Small courtyard gardens are often the most difficult to design, but when you get it right the rewards are always outstanding.
The owners of this Victorian era worker's cottage were undertaking major renovations. They maintained the look of the front facade and extended the home towards the back. The extension was to include a new bathroom, kitchen and living room on the ground floor, plus a new first floor housing new bedrooms. Avid gardeners, they didn't want to loose their garden space and wanted the opportunity to live outdoors. This was going to prove a little difficult as the new extension swallowed up most of the garden space. The key was to make the most of what remained, both in terms of green space and paved areas for relaxing and entertaining. We also had a slight issue with the levels. There was a 400mm drop from the back door to the utility space threshold. As luck would have it, 400mm is roughly seat height (leaving enough room for cushions). The solution to both the level problem and the lack of entertaining space was to create a dual purpose deck. The deck bridges the gap and height difference in the garden, whilst providing extra seating in the courtyard. We then built a timber bench to match the deck and add more seating - somewhere to perch and enjoy the garden.
The new extension had a modern Japanese flavour, which the owners liked and they wanted that reflected in the garden. With this in mind, I chose to use honed concrete and basalt rocks as the pavement. The honed concrete was laid in a geometric pattern with a hint of the Fibonacci sequence being enlisted to ensure the pattern was balanced and felt relaxing. The owners also wanted a productive garden, so we installed a Persimmon as the feature tree and narrow Apple trees to screen the garden from the harsh afternoon sun. The low planting is a combination of herbs and perennials to provide both produce and flowers.

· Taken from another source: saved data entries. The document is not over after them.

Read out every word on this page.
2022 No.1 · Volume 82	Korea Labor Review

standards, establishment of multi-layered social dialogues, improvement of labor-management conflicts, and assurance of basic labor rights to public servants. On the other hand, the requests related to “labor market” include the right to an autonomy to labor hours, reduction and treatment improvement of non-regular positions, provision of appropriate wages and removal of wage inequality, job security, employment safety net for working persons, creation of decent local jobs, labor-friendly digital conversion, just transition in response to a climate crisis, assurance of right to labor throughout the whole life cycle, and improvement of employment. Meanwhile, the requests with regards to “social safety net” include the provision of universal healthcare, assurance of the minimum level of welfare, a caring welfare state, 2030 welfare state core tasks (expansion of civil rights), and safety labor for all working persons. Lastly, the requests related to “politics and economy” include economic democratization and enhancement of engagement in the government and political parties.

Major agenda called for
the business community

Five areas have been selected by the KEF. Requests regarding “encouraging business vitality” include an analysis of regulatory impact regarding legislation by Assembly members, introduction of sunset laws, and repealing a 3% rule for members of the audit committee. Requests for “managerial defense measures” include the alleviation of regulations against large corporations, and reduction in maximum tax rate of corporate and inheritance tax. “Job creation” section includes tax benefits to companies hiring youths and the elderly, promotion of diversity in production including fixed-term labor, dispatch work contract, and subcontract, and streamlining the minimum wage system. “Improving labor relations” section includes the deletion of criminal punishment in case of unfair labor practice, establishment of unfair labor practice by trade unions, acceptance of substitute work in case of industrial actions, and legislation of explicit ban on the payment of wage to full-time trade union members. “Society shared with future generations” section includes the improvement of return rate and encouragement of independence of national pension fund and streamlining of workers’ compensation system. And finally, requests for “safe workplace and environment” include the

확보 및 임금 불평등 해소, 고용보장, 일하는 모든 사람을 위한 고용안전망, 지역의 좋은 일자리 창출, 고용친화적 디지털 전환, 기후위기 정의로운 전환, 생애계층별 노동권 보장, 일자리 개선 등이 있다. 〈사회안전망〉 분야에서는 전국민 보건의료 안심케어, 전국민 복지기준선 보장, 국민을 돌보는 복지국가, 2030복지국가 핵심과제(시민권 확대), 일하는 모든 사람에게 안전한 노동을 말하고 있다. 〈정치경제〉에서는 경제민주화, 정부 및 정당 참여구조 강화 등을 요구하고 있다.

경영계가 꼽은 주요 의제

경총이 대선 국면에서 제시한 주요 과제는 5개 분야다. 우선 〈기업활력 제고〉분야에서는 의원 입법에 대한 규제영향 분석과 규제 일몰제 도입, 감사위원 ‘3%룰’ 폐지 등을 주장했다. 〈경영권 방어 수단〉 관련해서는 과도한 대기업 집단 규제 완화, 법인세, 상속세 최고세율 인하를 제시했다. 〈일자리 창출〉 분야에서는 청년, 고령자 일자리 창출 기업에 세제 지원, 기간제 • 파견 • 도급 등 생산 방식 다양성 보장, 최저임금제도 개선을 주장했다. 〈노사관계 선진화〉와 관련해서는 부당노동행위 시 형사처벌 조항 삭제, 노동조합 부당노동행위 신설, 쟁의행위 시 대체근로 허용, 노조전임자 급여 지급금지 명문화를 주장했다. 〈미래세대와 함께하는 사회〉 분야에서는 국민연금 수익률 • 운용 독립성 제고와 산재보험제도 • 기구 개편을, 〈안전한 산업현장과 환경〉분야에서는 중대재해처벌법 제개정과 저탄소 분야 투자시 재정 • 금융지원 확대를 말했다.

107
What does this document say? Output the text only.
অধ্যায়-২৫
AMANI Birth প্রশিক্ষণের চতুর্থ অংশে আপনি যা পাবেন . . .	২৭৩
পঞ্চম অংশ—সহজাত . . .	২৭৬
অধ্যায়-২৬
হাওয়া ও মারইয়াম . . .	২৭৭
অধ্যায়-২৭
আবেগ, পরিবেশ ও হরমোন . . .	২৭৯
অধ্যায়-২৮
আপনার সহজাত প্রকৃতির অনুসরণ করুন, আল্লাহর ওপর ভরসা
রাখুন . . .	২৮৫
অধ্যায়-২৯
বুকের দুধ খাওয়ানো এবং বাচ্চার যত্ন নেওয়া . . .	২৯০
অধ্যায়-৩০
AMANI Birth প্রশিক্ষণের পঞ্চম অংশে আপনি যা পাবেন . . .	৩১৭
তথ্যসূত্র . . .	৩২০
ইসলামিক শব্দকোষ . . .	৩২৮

The clients also wanted a moss wall and fish pond, so I combined both wishes into one feature, the pond reticulates up to the moss wall. The fishy water keeps the moss and ferns constantly moist and fertilised and in turn, the moss wall removes some of the toxins from the pond. The lightwell also allows access to the bathroom through the garden, so we continue the theme of paving through the space to connect the lightwell to the back courtyard.